Official Warns against Environmental Impacts of anti-Iran Sanctions


Official Warns against Environmental Impacts of anti-Iran Sanctions

TEHRAN (Tasnim) - Head of Iran’s Environmental Protection Organization (IEPO) said the unilateral sanctions imposed against Iran have had detrimental effects on the country’s environment and economy.

In a letter to the United Nations Secretary General Ban Ki-Moon on Monday, IEPO Chief Masoumeh Ebtekar deplored the unilateral sanctions against the Iranian nation, saying they have had damaging effects on the environment of Iran, the region and even the world.

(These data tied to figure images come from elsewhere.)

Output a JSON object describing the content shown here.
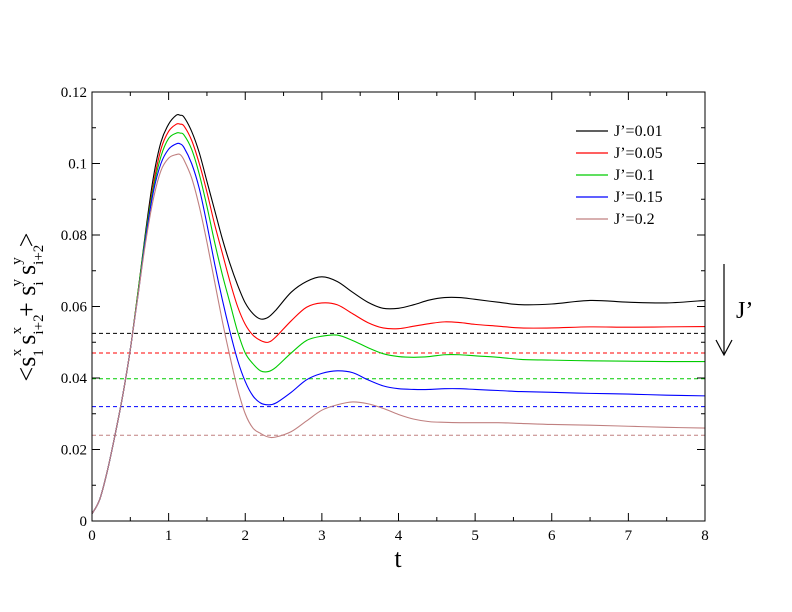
{
  "chart_data": {
    "type": "line",
    "title": "",
    "xlabel": "t",
    "ylabel": {
      "parts": [
        "<s",
        "1",
        "x",
        "s",
        "i+2",
        "x",
        "+ s",
        "i",
        "y",
        "s",
        "i+2",
        "y",
        ">"
      ]
    },
    "xlim": [
      0,
      8
    ],
    "ylim": [
      0,
      0.12
    ],
    "x_ticks": [
      "0",
      "1",
      "2",
      "3",
      "4",
      "5",
      "6",
      "7",
      "8"
    ],
    "y_ticks": [
      "0",
      "0.02",
      "0.04",
      "0.06",
      "0.08",
      "0.1",
      "0.12"
    ],
    "grid": false,
    "legend_position": "top-right",
    "annotation": {
      "text": "J’",
      "arrow": "down"
    },
    "series": [
      {
        "name": "J’=0.01",
        "color": "#000000",
        "x": [
          0,
          0.1,
          0.2,
          0.3,
          0.4,
          0.5,
          0.6,
          0.7,
          0.8,
          0.9,
          1.0,
          1.1,
          1.15,
          1.2,
          1.3,
          1.4,
          1.5,
          1.6,
          1.7,
          1.8,
          1.9,
          2.0,
          2.1,
          2.2,
          2.3,
          2.4,
          2.6,
          2.8,
          3.0,
          3.2,
          3.4,
          3.6,
          3.8,
          4.0,
          4.2,
          4.4,
          4.6,
          4.8,
          5.0,
          5.3,
          5.6,
          6.0,
          6.5,
          7.0,
          7.5,
          8.0
        ],
        "y": [
          0.002,
          0.006,
          0.014,
          0.024,
          0.035,
          0.048,
          0.064,
          0.081,
          0.096,
          0.106,
          0.111,
          0.1135,
          0.1135,
          0.113,
          0.109,
          0.103,
          0.095,
          0.087,
          0.079,
          0.072,
          0.066,
          0.061,
          0.058,
          0.0565,
          0.057,
          0.059,
          0.064,
          0.067,
          0.0683,
          0.067,
          0.064,
          0.0612,
          0.0595,
          0.0595,
          0.0605,
          0.0618,
          0.0625,
          0.0625,
          0.062,
          0.0612,
          0.0605,
          0.0607,
          0.0617,
          0.0612,
          0.061,
          0.0617
        ]
      },
      {
        "name": "J’=0.05",
        "color": "#ff0000",
        "x": [
          0,
          0.1,
          0.2,
          0.3,
          0.4,
          0.5,
          0.6,
          0.7,
          0.8,
          0.9,
          1.0,
          1.1,
          1.15,
          1.2,
          1.3,
          1.4,
          1.5,
          1.6,
          1.7,
          1.8,
          1.9,
          2.0,
          2.1,
          2.2,
          2.3,
          2.4,
          2.6,
          2.8,
          3.0,
          3.2,
          3.4,
          3.6,
          3.8,
          4.0,
          4.2,
          4.4,
          4.6,
          4.8,
          5.0,
          5.3,
          5.6,
          6.0,
          6.5,
          7.0,
          7.5,
          8.0
        ],
        "y": [
          0.002,
          0.006,
          0.014,
          0.024,
          0.035,
          0.048,
          0.064,
          0.08,
          0.094,
          0.104,
          0.109,
          0.111,
          0.111,
          0.1105,
          0.1065,
          0.1,
          0.092,
          0.083,
          0.075,
          0.067,
          0.06,
          0.055,
          0.052,
          0.0505,
          0.05,
          0.0515,
          0.056,
          0.0598,
          0.061,
          0.0605,
          0.058,
          0.0555,
          0.054,
          0.0538,
          0.0545,
          0.0552,
          0.0557,
          0.0555,
          0.055,
          0.0545,
          0.054,
          0.054,
          0.0543,
          0.0542,
          0.0543,
          0.0544
        ]
      },
      {
        "name": "J’=0.1",
        "color": "#00cc00",
        "x": [
          0,
          0.1,
          0.2,
          0.3,
          0.4,
          0.5,
          0.6,
          0.7,
          0.8,
          0.9,
          1.0,
          1.1,
          1.15,
          1.2,
          1.3,
          1.4,
          1.5,
          1.6,
          1.7,
          1.8,
          1.9,
          2.0,
          2.1,
          2.2,
          2.3,
          2.4,
          2.6,
          2.8,
          3.0,
          3.2,
          3.4,
          3.6,
          3.8,
          4.0,
          4.2,
          4.4,
          4.6,
          4.8,
          5.0,
          5.3,
          5.6,
          6.0,
          6.5,
          7.0,
          7.5,
          8.0
        ],
        "y": [
          0.002,
          0.006,
          0.014,
          0.024,
          0.035,
          0.048,
          0.064,
          0.08,
          0.093,
          0.102,
          0.107,
          0.1085,
          0.1085,
          0.108,
          0.104,
          0.097,
          0.088,
          0.078,
          0.069,
          0.061,
          0.053,
          0.047,
          0.044,
          0.042,
          0.0418,
          0.043,
          0.047,
          0.0505,
          0.0517,
          0.052,
          0.0505,
          0.0485,
          0.0468,
          0.046,
          0.0458,
          0.046,
          0.0465,
          0.0465,
          0.0462,
          0.0458,
          0.0452,
          0.045,
          0.0448,
          0.0447,
          0.0446,
          0.0446
        ]
      },
      {
        "name": "J’=0.15",
        "color": "#0000ff",
        "x": [
          0,
          0.1,
          0.2,
          0.3,
          0.4,
          0.5,
          0.6,
          0.7,
          0.8,
          0.9,
          1.0,
          1.1,
          1.15,
          1.2,
          1.3,
          1.4,
          1.5,
          1.6,
          1.7,
          1.8,
          1.9,
          2.0,
          2.1,
          2.2,
          2.3,
          2.4,
          2.6,
          2.8,
          3.0,
          3.2,
          3.4,
          3.6,
          3.8,
          4.0,
          4.2,
          4.4,
          4.6,
          4.8,
          5.0,
          5.3,
          5.6,
          6.0,
          6.5,
          7.0,
          7.5,
          8.0
        ],
        "y": [
          0.002,
          0.006,
          0.014,
          0.024,
          0.035,
          0.048,
          0.063,
          0.079,
          0.092,
          0.1,
          0.104,
          0.1055,
          0.1055,
          0.1045,
          0.1,
          0.093,
          0.083,
          0.072,
          0.062,
          0.053,
          0.045,
          0.039,
          0.035,
          0.033,
          0.0325,
          0.033,
          0.036,
          0.0395,
          0.0413,
          0.042,
          0.0415,
          0.0395,
          0.0378,
          0.037,
          0.0368,
          0.0368,
          0.037,
          0.037,
          0.0368,
          0.0365,
          0.0362,
          0.036,
          0.0357,
          0.0355,
          0.0352,
          0.035
        ]
      },
      {
        "name": "J’=0.2",
        "color": "#c08080",
        "x": [
          0,
          0.1,
          0.2,
          0.3,
          0.4,
          0.5,
          0.6,
          0.7,
          0.8,
          0.9,
          1.0,
          1.1,
          1.15,
          1.2,
          1.3,
          1.4,
          1.5,
          1.6,
          1.7,
          1.8,
          1.9,
          2.0,
          2.1,
          2.2,
          2.3,
          2.4,
          2.6,
          2.8,
          3.0,
          3.2,
          3.4,
          3.6,
          3.8,
          4.0,
          4.2,
          4.4,
          4.6,
          4.8,
          5.0,
          5.3,
          5.6,
          6.0,
          6.5,
          7.0,
          7.5,
          8.0
        ],
        "y": [
          0.002,
          0.006,
          0.014,
          0.024,
          0.035,
          0.048,
          0.063,
          0.078,
          0.09,
          0.098,
          0.1015,
          0.1025,
          0.1025,
          0.101,
          0.096,
          0.088,
          0.078,
          0.067,
          0.056,
          0.046,
          0.037,
          0.03,
          0.026,
          0.0245,
          0.0235,
          0.0235,
          0.025,
          0.028,
          0.031,
          0.0325,
          0.0333,
          0.0328,
          0.0315,
          0.0298,
          0.0285,
          0.0278,
          0.0276,
          0.0275,
          0.0275,
          0.0275,
          0.0273,
          0.027,
          0.0268,
          0.0265,
          0.0262,
          0.026
        ]
      }
    ],
    "reference_lines": [
      {
        "y": 0.0525,
        "color": "#000000",
        "style": "dashed"
      },
      {
        "y": 0.047,
        "color": "#ff0000",
        "style": "dashed"
      },
      {
        "y": 0.0398,
        "color": "#00cc00",
        "style": "dashed"
      },
      {
        "y": 0.032,
        "color": "#0000ff",
        "style": "dashed"
      },
      {
        "y": 0.024,
        "color": "#c08080",
        "style": "dashed"
      }
    ]
  }
}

“The harmful effects of the sanctions are clearly evident on Iran’s economy and environment, and in sectors such as oil, industry, sewage management and the smog phenomenon.”

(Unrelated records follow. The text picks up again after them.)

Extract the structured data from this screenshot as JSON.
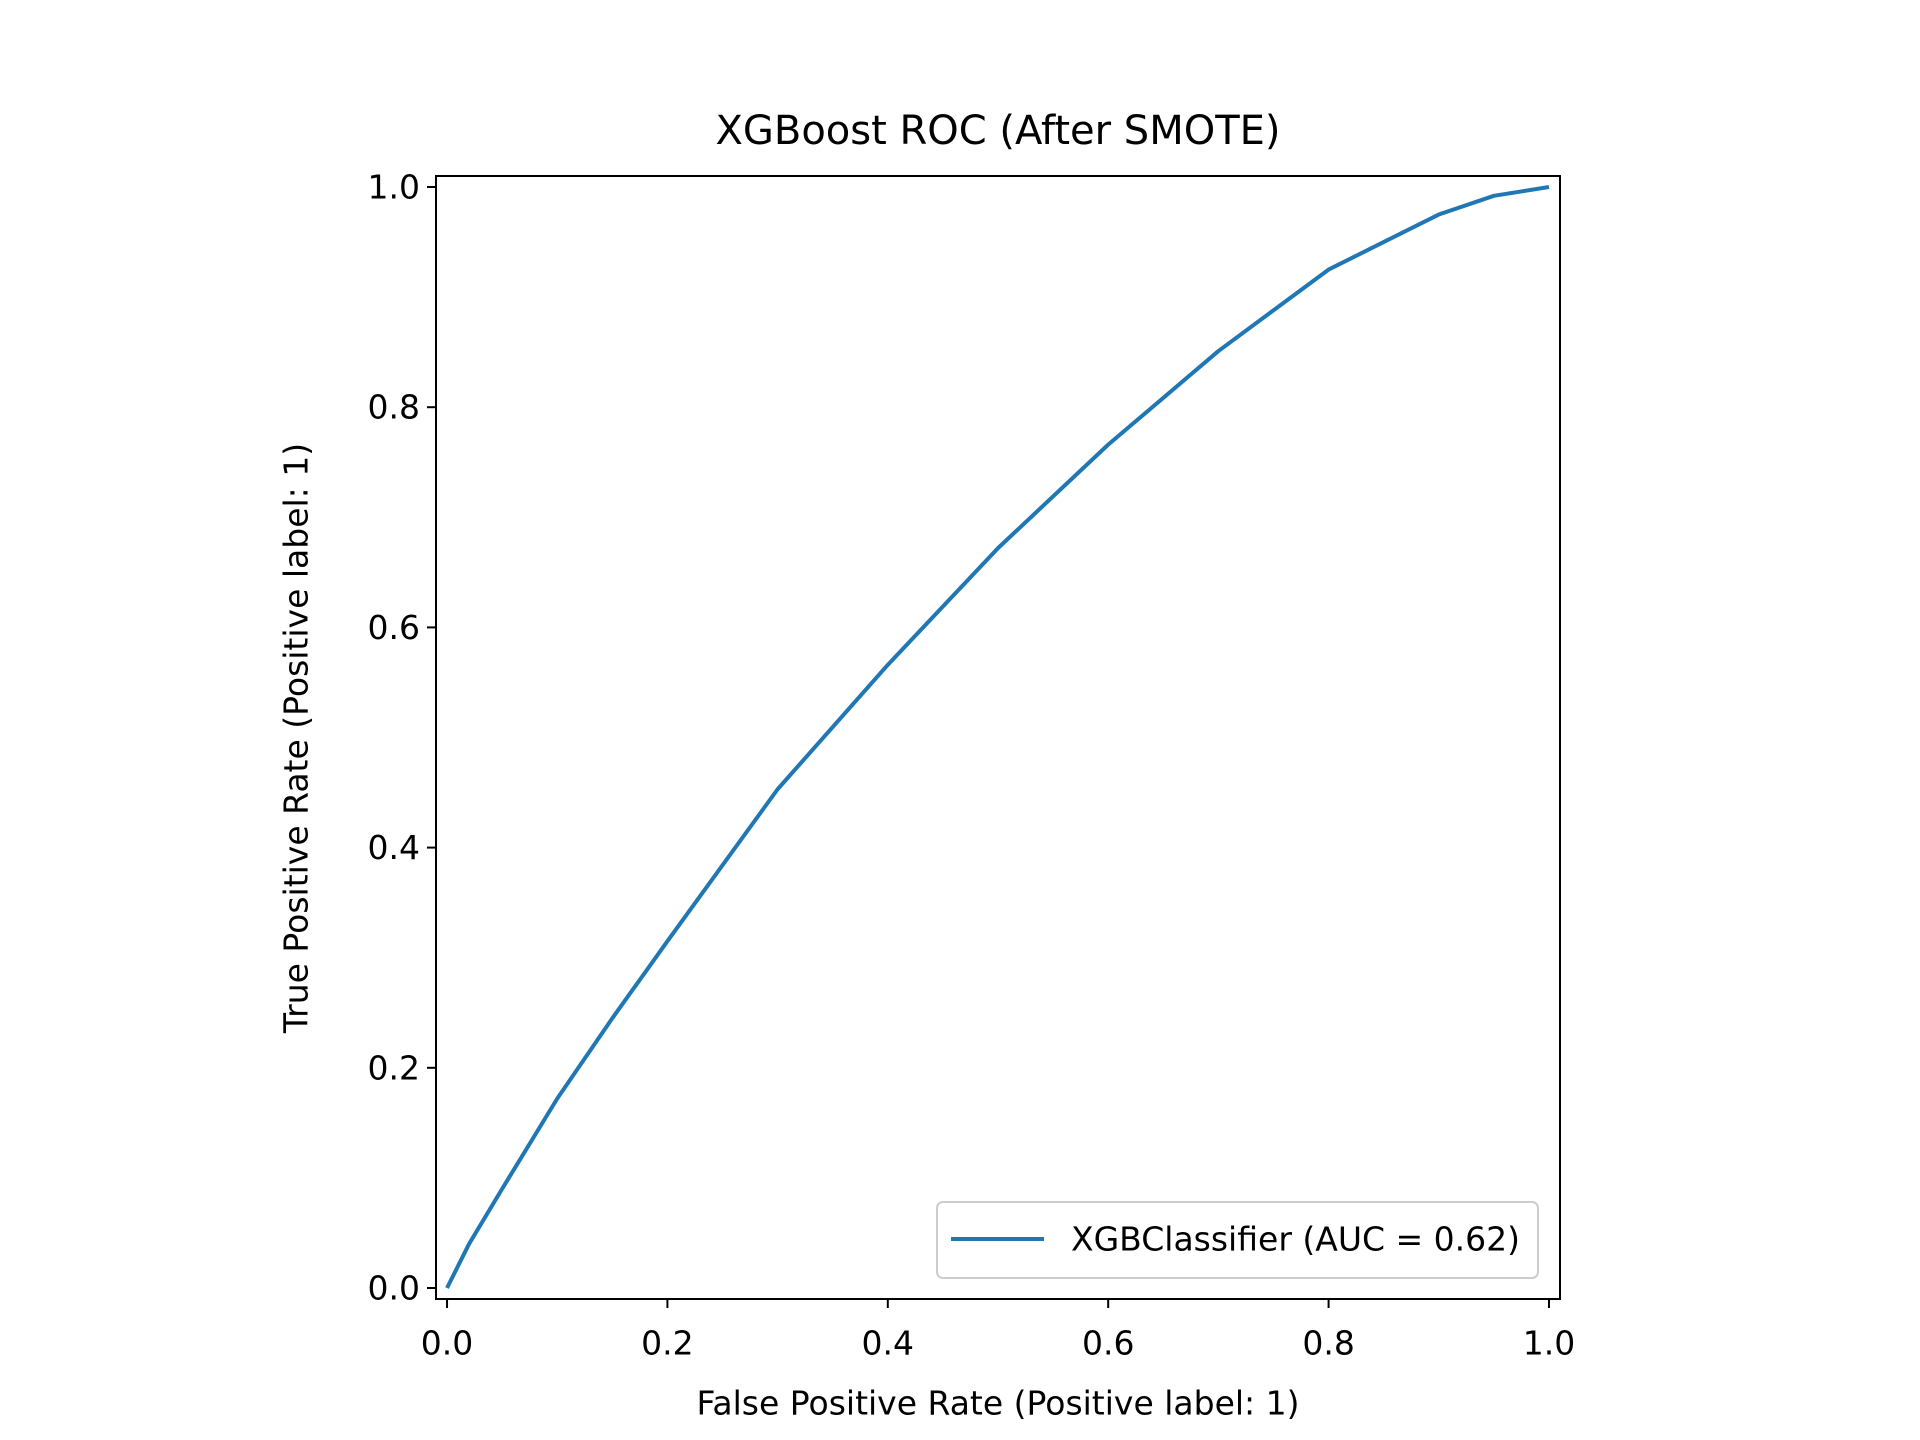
{
  "chart_data": {
    "type": "line",
    "title": "XGBoost ROC (After SMOTE)",
    "xlabel": "False Positive Rate (Positive label: 1)",
    "ylabel": "True Positive Rate (Positive label: 1)",
    "x": [
      0,
      0.02,
      0.05,
      0.1,
      0.15,
      0.2,
      0.3,
      0.4,
      0.5,
      0.6,
      0.7,
      0.8,
      0.9,
      0.95,
      1.0
    ],
    "series": [
      {
        "name": "XGBClassifier (AUC = 0.62)",
        "color": "#1f77b4",
        "values": [
          0,
          0.04,
          0.09,
          0.172,
          0.245,
          0.315,
          0.453,
          0.566,
          0.672,
          0.766,
          0.851,
          0.925,
          0.975,
          0.992,
          1.0
        ]
      }
    ],
    "xlim": [
      -0.01,
      1.01
    ],
    "ylim": [
      -0.01,
      1.01
    ],
    "xticks": [
      {
        "value": 0,
        "label": "0.0"
      },
      0.2,
      0.4,
      0.6,
      0.8,
      {
        "value": 1,
        "label": "1.0"
      }
    ],
    "yticks": [
      {
        "value": 0,
        "label": "0.0"
      },
      0.2,
      0.4,
      0.6,
      0.8,
      {
        "value": 1,
        "label": "1.0"
      }
    ],
    "grid": false,
    "legend": "lower right"
  }
}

She explained that Iran’s restricted access to advanced technologies to produce fuels with high standards has seriously polluted the air in the country’s big cities, warning that the issue has put the lives of more than 35 million Iranian people in danger.

Ebtekar further noted that the country’s industry, battered by sanctions, have been unable to achieve environment-friendly technologies to improve air standards, as well as sewage management.

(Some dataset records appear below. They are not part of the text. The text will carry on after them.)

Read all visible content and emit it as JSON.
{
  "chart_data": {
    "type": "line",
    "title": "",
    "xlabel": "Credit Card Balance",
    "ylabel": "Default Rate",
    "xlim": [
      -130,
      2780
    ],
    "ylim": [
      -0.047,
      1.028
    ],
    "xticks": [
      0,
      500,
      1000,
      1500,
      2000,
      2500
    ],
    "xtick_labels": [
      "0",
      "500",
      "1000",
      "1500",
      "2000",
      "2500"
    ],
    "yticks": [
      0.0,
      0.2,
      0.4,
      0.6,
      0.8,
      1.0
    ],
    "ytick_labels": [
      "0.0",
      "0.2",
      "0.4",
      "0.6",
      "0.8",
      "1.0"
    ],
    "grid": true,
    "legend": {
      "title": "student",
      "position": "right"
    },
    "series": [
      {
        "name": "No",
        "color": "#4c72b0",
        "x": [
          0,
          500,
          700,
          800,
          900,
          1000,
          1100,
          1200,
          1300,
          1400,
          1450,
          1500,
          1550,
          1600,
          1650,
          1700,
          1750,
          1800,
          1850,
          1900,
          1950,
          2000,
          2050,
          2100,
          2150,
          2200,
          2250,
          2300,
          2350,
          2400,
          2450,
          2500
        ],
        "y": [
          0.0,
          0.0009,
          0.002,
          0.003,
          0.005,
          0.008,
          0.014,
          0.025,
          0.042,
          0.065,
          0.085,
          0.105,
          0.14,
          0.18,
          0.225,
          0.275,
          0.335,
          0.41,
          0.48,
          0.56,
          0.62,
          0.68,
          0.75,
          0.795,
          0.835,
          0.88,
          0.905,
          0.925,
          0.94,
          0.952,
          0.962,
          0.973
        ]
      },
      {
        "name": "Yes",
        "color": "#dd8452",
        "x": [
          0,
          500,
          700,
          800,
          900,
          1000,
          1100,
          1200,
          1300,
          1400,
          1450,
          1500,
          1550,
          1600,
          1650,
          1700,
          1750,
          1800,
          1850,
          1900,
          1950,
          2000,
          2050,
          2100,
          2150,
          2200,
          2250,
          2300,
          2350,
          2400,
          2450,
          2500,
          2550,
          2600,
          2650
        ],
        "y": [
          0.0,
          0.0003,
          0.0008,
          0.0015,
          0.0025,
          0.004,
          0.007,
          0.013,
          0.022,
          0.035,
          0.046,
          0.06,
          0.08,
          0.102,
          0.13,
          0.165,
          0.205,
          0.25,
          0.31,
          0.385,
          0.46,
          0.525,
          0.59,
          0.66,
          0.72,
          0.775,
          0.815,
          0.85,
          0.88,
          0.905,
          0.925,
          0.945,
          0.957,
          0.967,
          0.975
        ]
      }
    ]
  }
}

The lack of industrial technologies, she said, has brought the process of moving towards “green industries and balanced sustainable development” to a halt.

The Iranian official then called on the global bodies, including the United Nations Environment Program (UNEP) and the United Nations Development Program (UNDP) to push for alleviating the harmful effects of unilateral economic sanctions against the environment in Iran and the entire world.

Western sanctions against Iran started in early 1980s, and since then the country has come under dozens of sanctions. Some of them are based on UN Security Council resolutions, others are decisions by the European Union, others are acts of the US Congress and still others are executive orders by the US president.

At the beginning of 2012, the United States and the European Union passed new sanctions on Iran’s oil and financial sectors with the goal of preventing other countries from purchasing Iranian oil and conducting transactions with the Central Bank of Iran that collects revenue from oil sales. The sanctions came into force in early summer 2012.